The second survey reported here shifted the focus from interviewing individual South Africans to interviewing employers. The main findings of this survey of 200 public and private sector enterprises were as follows:

  • The survey captured a cross-section of enterprises from a range of different sectors, of different sizes and with different ownership characteristics. It includes a set of enterprises, private and public sector, foreign and local, which are leaders in the market for high skilled personnel in South Africa. The 200 enterprises employ an estimated 101 000 skilled personnel with the largest absolute numbers in banking and finance, education and health, and industrial. The sectors with the lowest absolute numbers of skilled personnel were entertainment and tourism, and construction.
  • The sectors in which the ratio of skilled personnel to total employment is especially high include education and health, banking and finance and computers and IT services. The most high skills intensive sectors are computers and IT services (57% of employees), business services (47%), education and health (41%) and banking and finance (29%). In total, these four sectors accounted for 78 000 skilled employees. In several computer services and IT enterprises the proportion of highly skilled was 90% or more.

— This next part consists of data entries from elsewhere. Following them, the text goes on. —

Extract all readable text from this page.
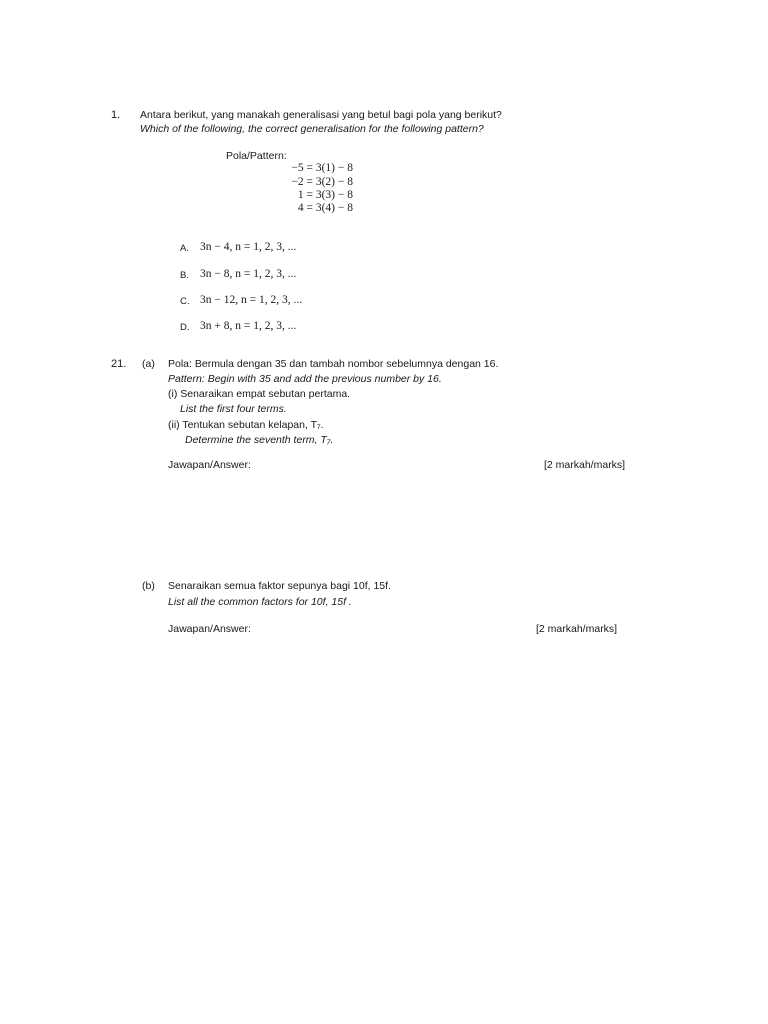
1. Antara berikut, yang manakah generalisasi yang betul bagi pola yang berikut?
Which of the following, the correct generalisation for the following pattern?
Pola/Pattern:
−5 = 3(1) − 8
−2 = 3(2) − 8
1 = 3(3) − 8
4 = 3(4) − 8
A. 3n − 4, n = 1, 2, 3, ...
B. 3n − 8, n = 1, 2, 3, ...
C. 3n − 12, n = 1, 2, 3, ...
D. 3n + 8, n = 1, 2, 3, ...
21. (a) Pola: Bermula dengan 35 dan tambah nombor sebelumnya dengan 16.
Pattern: Begin with 35 and add the previous number by 16.
(i) Senaraikan empat sebutan pertama.
List the first four terms.
(ii) Tentukan sebutan kelapan, T₇.
Determine the seventh term, T₇.
Jawapan/Answer:	[2 markah/marks]
(b) Senaraikan semua faktor sepunya bagi 10f, 15f.
List all the common factors for 10f, 15f .
Jawapan/Answer:	[2 markah/marks]
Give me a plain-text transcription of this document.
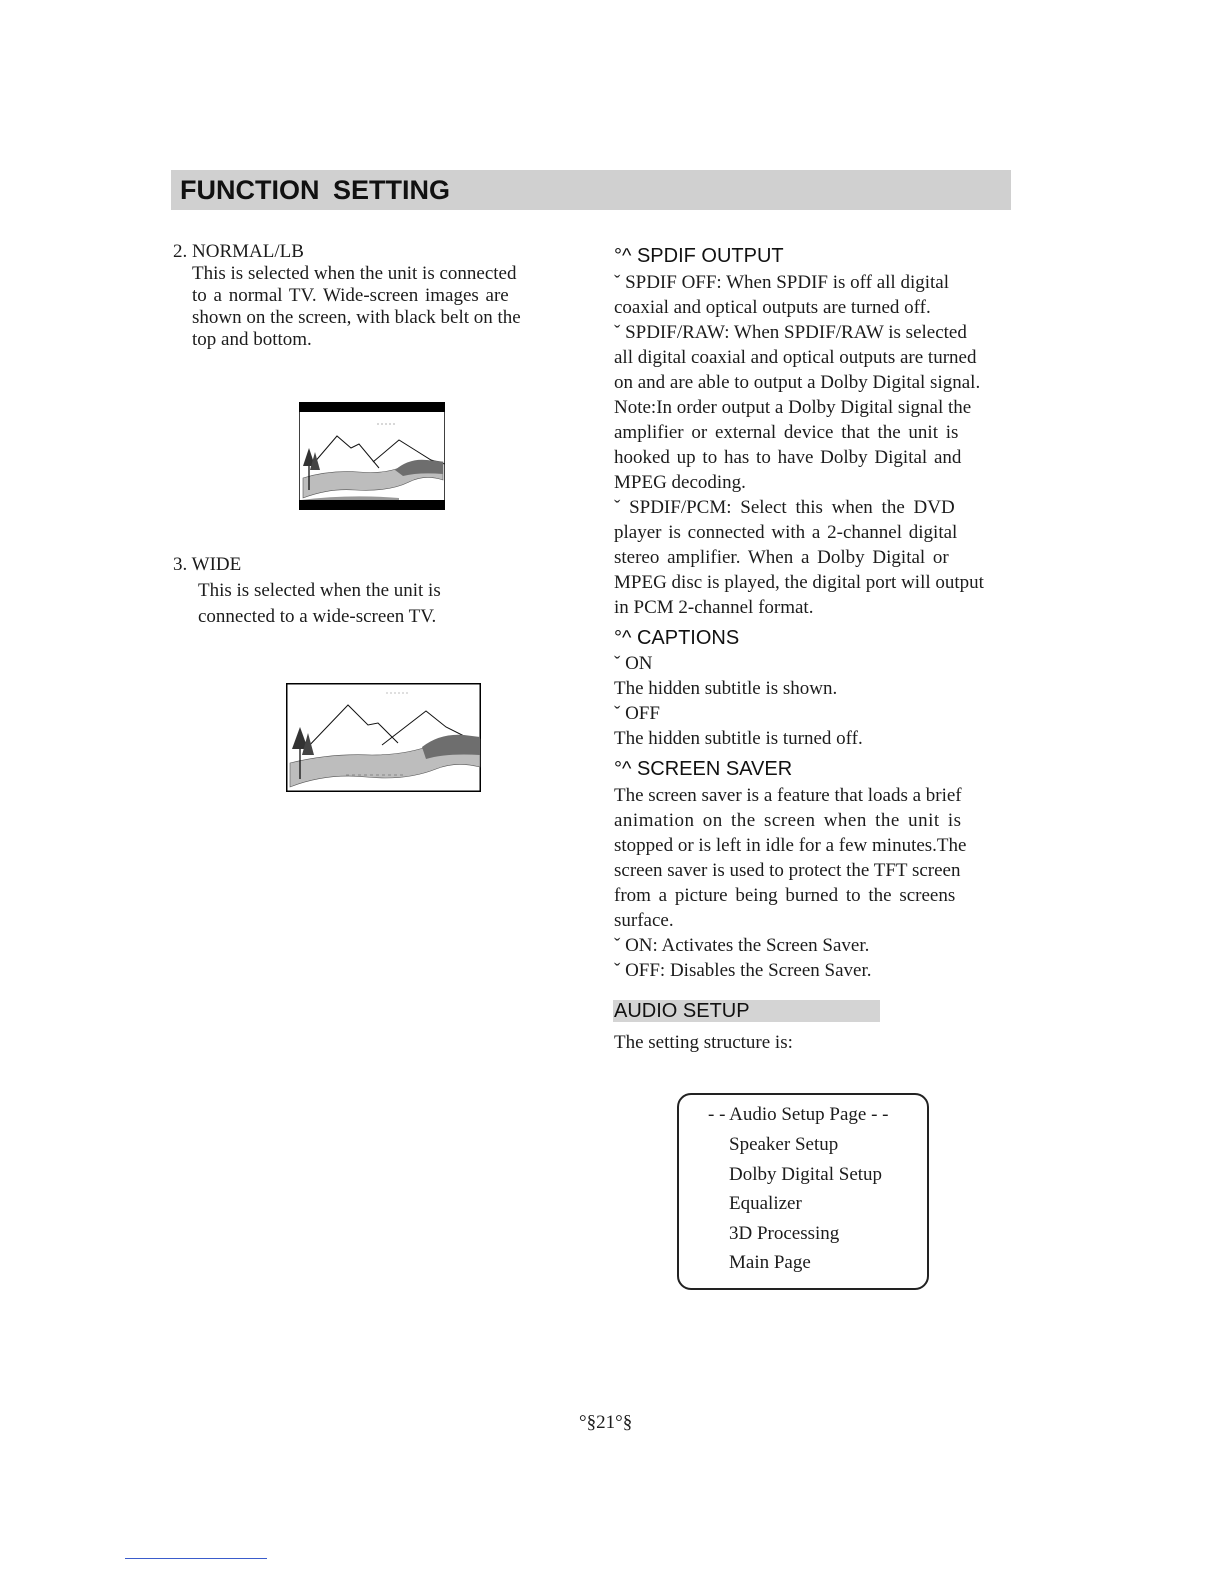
FUNCTION SETTING
2. NORMAL/LB
This is selected when the unit is connected
to a normal TV. Wide-screen images are
shown on the screen, with black belt on the
top and bottom.
3. WIDE
This is selected when the unit is
connected to a wide-screen TV.
°^ SPDIF OUTPUT
ˇ SPDIF OFF: When SPDIF is off all digital
coaxial and optical outputs are turned off.
ˇ SPDIF/RAW: When SPDIF/RAW is selected
all digital coaxial and optical outputs are turned
on and are able to output a Dolby Digital signal.
Note:In order output a Dolby Digital signal the
amplifier or external device that the unit is
hooked up to has to have Dolby Digital and
MPEG decoding.
ˇ SPDIF/PCM: Select this when the DVD
player is connected with a 2-channel digital
stereo amplifier. When a Dolby Digital or
MPEG disc is played, the digital port will output
in PCM 2-channel format.
°^ CAPTIONS
ˇ ON
The hidden subtitle is shown.
ˇ OFF
The hidden subtitle is turned off.
°^ SCREEN SAVER
The screen saver is a feature that loads a brief
animation on the screen when the unit is
stopped or is left in idle for a few minutes.The
screen saver is used to protect the TFT screen
from a picture being burned to the screens
surface.
ˇ ON: Activates the Screen Saver.
ˇ OFF: Disables the Screen Saver.
AUDIO SETUP
The setting structure is:
- - Audio Setup Page - -
Speaker Setup
Dolby Digital Setup
Equalizer
3D Processing
Main Page
°§21°§
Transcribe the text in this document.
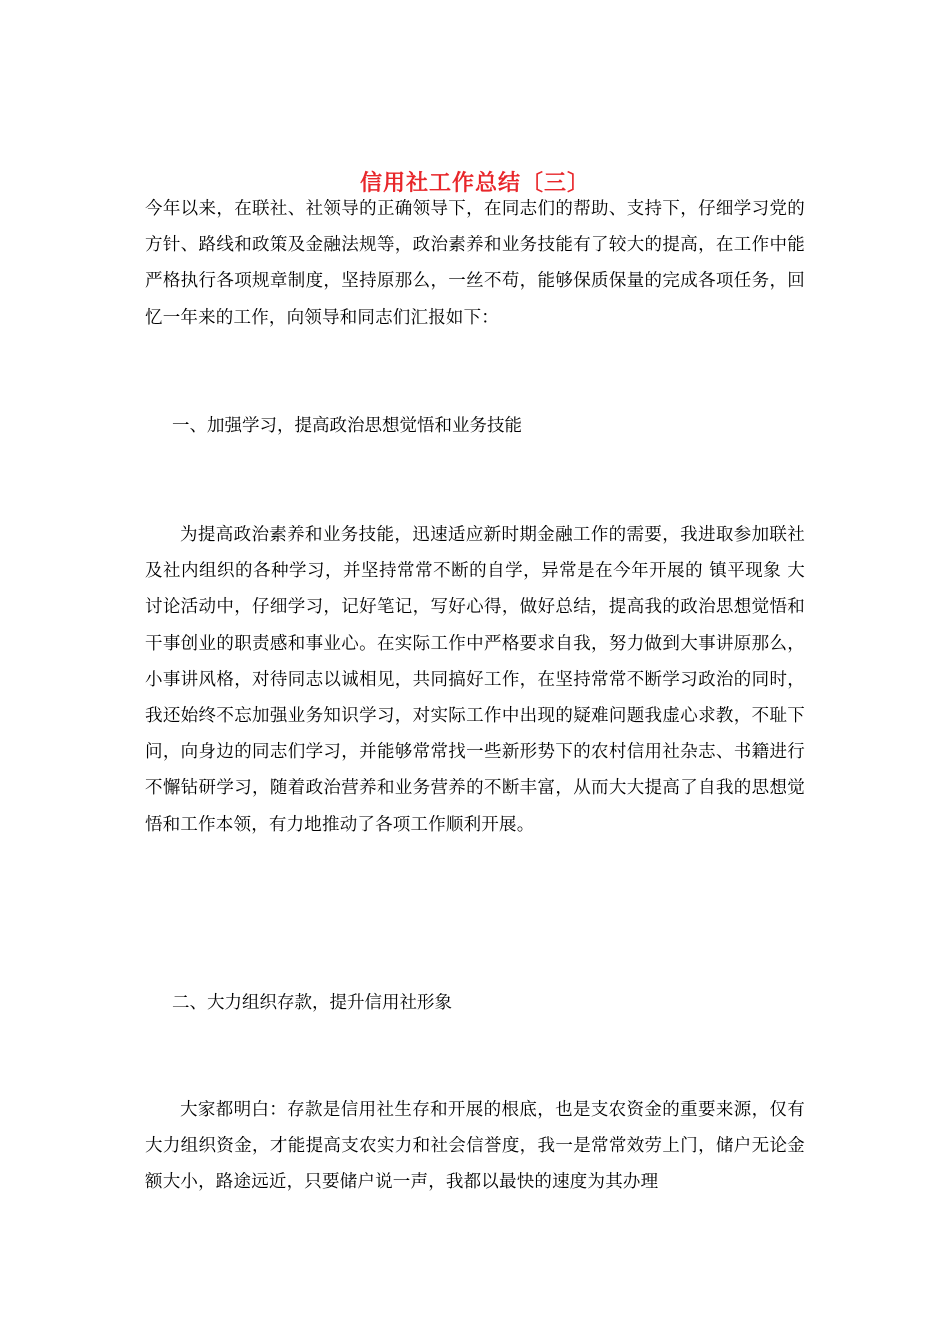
信用社工作总结〔三〕

今年以来，在联社、社领导的正确领导下，在同志们的帮助、支持下，仔细学习党的方针、路线和政策及金融法规等，政治素养和业务技能有了较大的提高，在工作中能严格执行各项规章制度，坚持原那么，一丝不苟，能够保质保量的完成各项任务，回忆一年来的工作，向领导和同志们汇报如下：

一、加强学习，提高政治思想觉悟和业务技能

为提高政治素养和业务技能，迅速适应新时期金融工作的需要，我进取参加联社及社内组织的各种学习，并坚持常常不断的自学，异常是在今年开展的 镇平现象 大讨论活动中，仔细学习，记好笔记，写好心得，做好总结，提高我的政治思想觉悟和干事创业的职责感和事业心。在实际工作中严格要求自我，努力做到大事讲原那么，小事讲风格，对待同志以诚相见，共同搞好工作，在坚持常常不断学习政治的同时，我还始终不忘加强业务知识学习，对实际工作中出现的疑难问题我虚心求教，不耻下问，向身边的同志们学习，并能够常常找一些新形势下的农村信用社杂志、书籍进行不懈钻研学习，随着政治营养和业务营养的不断丰富，从而大大提高了自我的思想觉悟和工作本领，有力地推动了各项工作顺利开展。

二、大力组织存款，提升信用社形象

大家都明白：存款是信用社生存和开展的根底，也是支农资金的重要来源，仅有大力组织资金，才能提高支农实力和社会信誉度，我一是常常效劳上门，储户无论金额大小，路途远近，只要储户说一声，我都以最快的速度为其办理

  • Over 50% of enterprises employ a skilled workforce of citizens or permanent residents alone. Some 46.5% employ some foreign high skilled workers. The highest proportions are in banking and finance, computers and IT services, education and health, and business services. But across the 200 surveyed enterprises, foreign skilled personnel number in total only between 2 000 - 3 000 workers. Overall, non-South Africans represent more than 5% of the total labour force in only 8% of the enterprises.
  • In certain multinational enterprises, foreign skilled personnel are not in South Africa on a long-term basis. Rather, they are part of intracorporate movements involving a rotation of personnel or exchange programmes. The sources of foreign skilled personnel vary, with the most common countries of origin being the United Kingdom, Germany, the USA, Italy, and Australia.
  • Companies say that the impact of the emigration of skilled personnel has been much greater in the post-1994 period. The tempo of emigration of skilled personnel appears to have escalated, especially from 1996 onwards. Overall, one-third of enterprises rated as “significant” the outflow and impact of the brain drain, compared to only 2% for the pre-elections period. Some 98% said the impact of emigration was none or negligible before 1994. The corresponding figure for the post-1994 period falls to 67%.
  • The brain drain to date is of only minor importance compared to the total skills base of surveyed enterprises. In 67% of enterprises the issue of emigration of high skilled personnel was rated as of no or negligible importance.
  • The perceived impact of the brain drain varies sectorally. The numbers of enterprises reporting a significant impact was high in education and health (59%), business services (47%), banking and finance (43%), computers and IT services (35%) and industrial high tech (35%).
  • The most severe emerging skills shortage clearly relates to computing and information technology personnel. A global labour market has emerged in the sphere of computing and IT skills. Within this market, South Africa is rapidly losing competitive ground to the aggressive recruitment strategies and lucrative employment packages of enterprises in the USA, Western Europe and Australia.
  • The major potential source of recruitment for new high skill personnel is South Africa rather than overseas. The survey disclosed that the majority of enterprises prefer to hire local South African personnel into high skill positions whenever possible.
  • A key issue in offsetting the brain drain is the training programmes offered to employees. The operation of training programmes is a major means for expanding an enterprise’s asset base of skilled personnel. A positive finding was that the vast majority of the surveyed enterprises – 85% of the total – are involved in training and skills upgrading of their personnel. In many cases the budgets allocated to training and upgrading of personnel are substantial and impressive.
  • Finally, enterprises seeking to hire overseas employees report consistently negative experiences with the Department of Home Affairs. Almost without exception, there were complaints about delays, lack of transparency and obstructionism. In the case of many private sector enterprises, new growth and job opportunities for the South African economy have been either postponed or, in many instances, lost forever through what employers perceive to be the Department’s inability, unwillingness or failure to expedite the entry into the country of a relatively small number of highly skilled personnel.

Taken together, these two SAMP surveys provide unprecedented insights into South Africa’s brain drain and, in so doing, challenge many popular misconceptions. Their publication will, we hope, provide a sound basis for a rational debate on immigration policy and the development of a sound and workable alternative to current policy and irrational anti-immigrant restrictionism.